From the perspective of high-throughput recognition: Sulfur quantum dots-based multi-channel sensing platform for metal ions detection

For accurately discriminating and detecting metal ions that pose a threat to both public health and the natural environment, higher requirements are put forward for sensor designing. The emergence of sensor arrays diminishes the difficulty of designing specific receptors to a certain extent, but actualizing high-order sensing from one material with different transduction principles remains a challenge. Herein, a dual-channel sensing platform is firstly proposed for high-throughput recognizing eight metal ions based on simultaneously collecting different optical signals from sulfur quantum dots (S dots). The robust statistical techniques (linear discriminant analysis and hierarchical cluster analysis) convert noticeable signal changes (fluorescence, second-order scattering, and ultraviolet-visible absorption) of S dots, resulting from the affinity of sulfur atoms to metal ions, into unique "fingerprints" and "Euclidean distances", respectively. Hence, eight metal ions and their mixtures are well identified, circumventing the drawbacks of multi-materials sensing array in increasing the cost and complexity of experiments.
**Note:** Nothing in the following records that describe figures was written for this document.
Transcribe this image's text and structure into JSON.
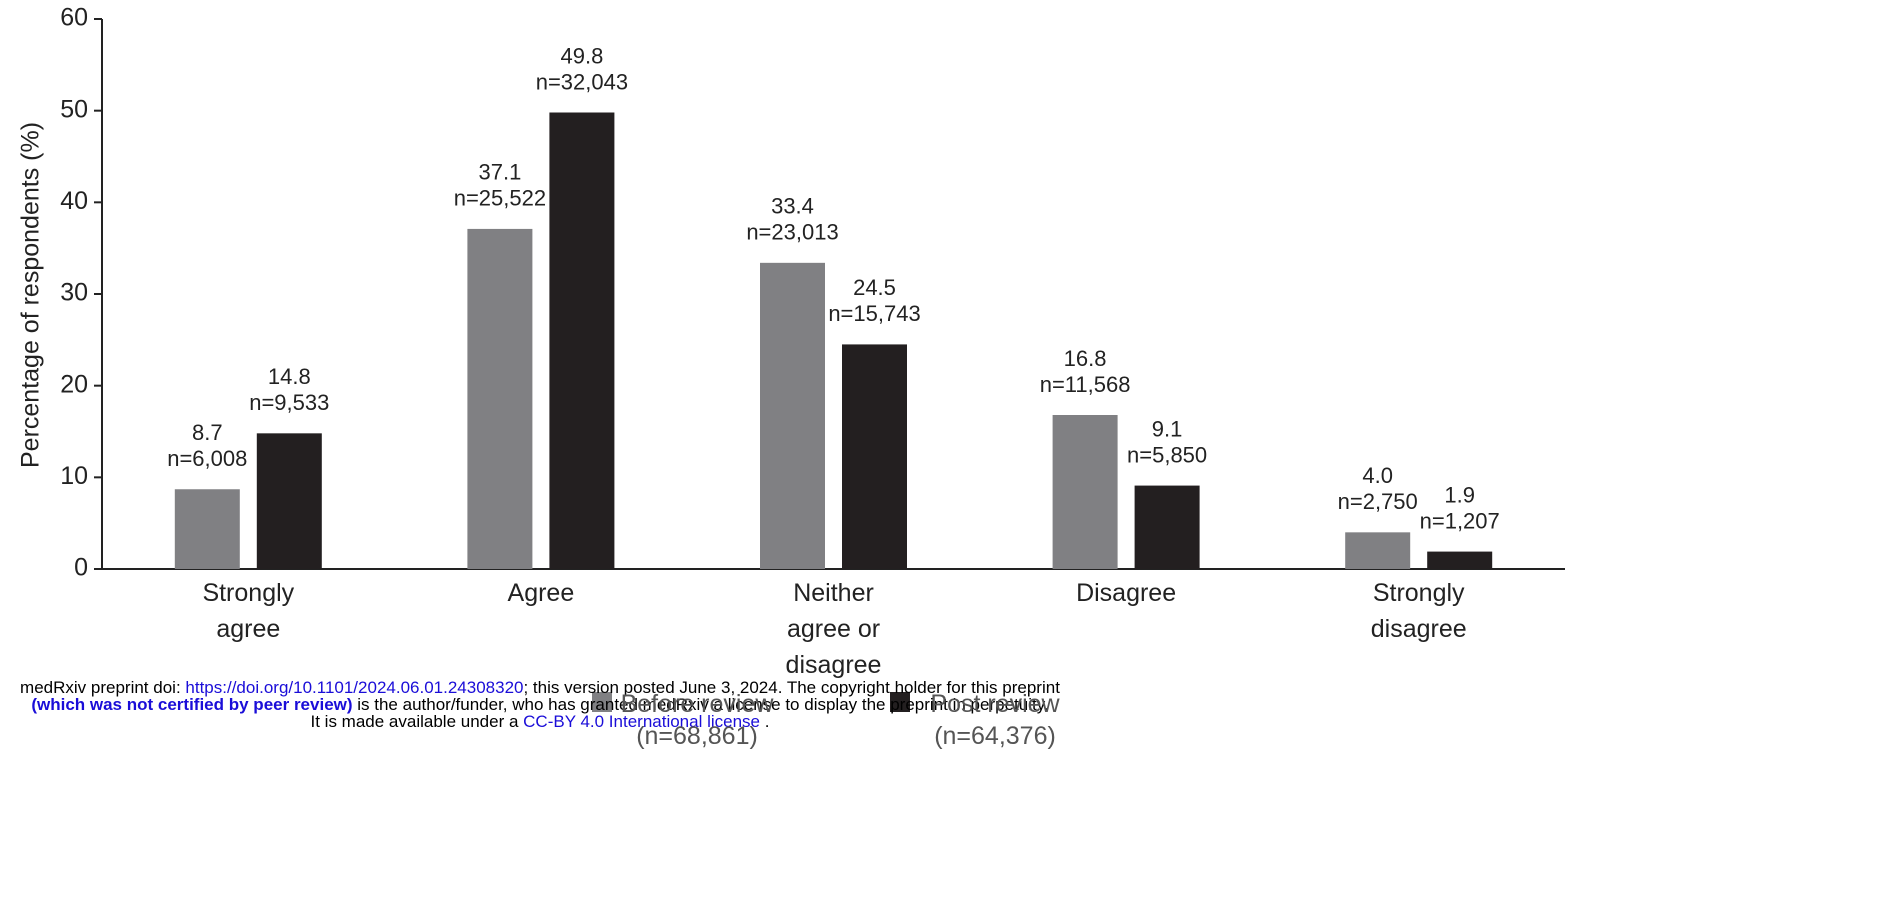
{
  "chart_data": {
    "type": "bar",
    "y_label": "Percentage of respondents (%)",
    "categories": [
      "Strongly agree",
      "Agree",
      "Neither agree or disagree",
      "Disagree",
      "Strongly disagree"
    ],
    "series": [
      {
        "name": "Before review (n=68,861)",
        "color": "#808083",
        "values": [
          8.7,
          37.1,
          33.4,
          16.8,
          4.0
        ],
        "value_labels": [
          "8.7",
          "37.1",
          "33.4",
          "16.8",
          "4.0"
        ],
        "counts": [
          "n=6,008",
          "n=25,522",
          "n=23,013",
          "n=11,568",
          "n=2,750"
        ]
      },
      {
        "name": "Post review (n=64,376)",
        "color": "#231f20",
        "values": [
          14.8,
          49.8,
          24.5,
          9.1,
          1.9
        ],
        "value_labels": [
          "14.8",
          "49.8",
          "24.5",
          "9.1",
          "1.9"
        ],
        "counts": [
          "n=9,533",
          "n=32,043",
          "n=15,743",
          "n=5,850",
          "n=1,207"
        ]
      }
    ],
    "ylim": [
      0,
      60
    ],
    "yticks": [
      0,
      10,
      20,
      30,
      40,
      50,
      60
    ],
    "grid": false
  },
  "footer": {
    "line1": [
      "medRxiv preprint doi: ",
      "https://doi.org/10.1101/2024.06.01.24308320",
      "; this version posted June 3, 2024. The copyright holder for this preprint"
    ],
    "line2": [
      "(which was not certified by peer review)",
      " is the author/funder, who has granted medRxiv a license to display the preprint in perpetuity."
    ],
    "line3": [
      "It is made available under a ",
      "CC-BY 4.0 International license",
      " ."
    ]
  }
}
Significantly, the high-order sensing platform allows the qualitative performance of metal ions and the semi-quantitative analysis of mixed metal ions in actual water samples. Therefore, the high-order sensor array for metal ions discrimination provides a high-throughput, cost-effective, rather powerful and competitive solution to analogues recognition and environmental tests, which constitutes an essential motivation for this work.